The Contribution of Lyrics and Acoustics to Collaborative Understanding of Mood
This work addresses the challenge of mood prediction in music for applications like streaming platforms, but it is incremental as it builds on existing NLP and acoustic methods without introducing new paradigms.
The study tackled the problem of understanding how song lyrics and acoustics associate with mood by analyzing nearly one million songs from Spotify playlists, finding that a pretrained transformer model in a zero-shot setting effectively captures these associations and that training on song-mood data yields a highly accurate predictive model.
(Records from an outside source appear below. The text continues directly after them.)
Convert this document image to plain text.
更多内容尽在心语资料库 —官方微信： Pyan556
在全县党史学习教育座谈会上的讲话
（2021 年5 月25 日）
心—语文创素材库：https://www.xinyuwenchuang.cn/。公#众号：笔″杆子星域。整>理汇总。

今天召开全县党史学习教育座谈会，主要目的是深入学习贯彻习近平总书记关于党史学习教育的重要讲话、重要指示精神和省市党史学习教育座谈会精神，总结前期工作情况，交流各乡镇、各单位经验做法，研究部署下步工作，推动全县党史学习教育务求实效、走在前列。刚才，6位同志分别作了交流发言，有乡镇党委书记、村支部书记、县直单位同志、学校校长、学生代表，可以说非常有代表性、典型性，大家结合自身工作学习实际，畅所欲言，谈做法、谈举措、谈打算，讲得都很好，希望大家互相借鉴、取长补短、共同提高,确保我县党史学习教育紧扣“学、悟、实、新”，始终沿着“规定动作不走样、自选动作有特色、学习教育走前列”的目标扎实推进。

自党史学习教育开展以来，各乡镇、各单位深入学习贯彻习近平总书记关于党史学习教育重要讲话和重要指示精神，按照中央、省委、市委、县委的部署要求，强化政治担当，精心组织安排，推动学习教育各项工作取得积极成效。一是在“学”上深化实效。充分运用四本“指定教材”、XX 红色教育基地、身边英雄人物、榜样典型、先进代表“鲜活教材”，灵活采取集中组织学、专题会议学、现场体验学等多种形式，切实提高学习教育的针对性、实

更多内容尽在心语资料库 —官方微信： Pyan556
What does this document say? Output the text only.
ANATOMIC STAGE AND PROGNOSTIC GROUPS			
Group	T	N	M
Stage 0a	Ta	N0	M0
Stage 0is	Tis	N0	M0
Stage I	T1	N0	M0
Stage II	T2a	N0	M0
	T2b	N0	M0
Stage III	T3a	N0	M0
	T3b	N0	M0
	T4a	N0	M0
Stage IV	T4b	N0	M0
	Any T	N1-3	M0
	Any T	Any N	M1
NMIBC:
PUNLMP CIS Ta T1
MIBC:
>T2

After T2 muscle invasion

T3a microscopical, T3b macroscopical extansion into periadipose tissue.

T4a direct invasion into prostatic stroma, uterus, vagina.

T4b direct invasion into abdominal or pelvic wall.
In this work, we study the association between song lyrics and mood through a data-driven analysis. Our data set consists of nearly one million songs, with song-mood associations derived from user playlists on the Spotify streaming platform. We take advantage of state-of-the-art natural language processing models based on transformers to learn the association between the lyrics and moods. We find that a pretrained transformer-based language model in a zero-shot setting -- i.e., out of the box with no further training on our data -- is powerful for capturing song-mood associations. Moreover, we illustrate that training on song-mood associations results in a highly accurate model that predicts these associations for unseen songs. Furthermore, by comparing the prediction of a model using lyrics with one using acoustic features, we observe that the relative importance of lyrics for mood prediction in comparison with acoustics depends on the specific mood. Finally, we verify if the models are capturing the same information about lyrics and acoustics as humans through an annotation task where we obtain human judgments of mood-song relevance based on lyrics and acoustics.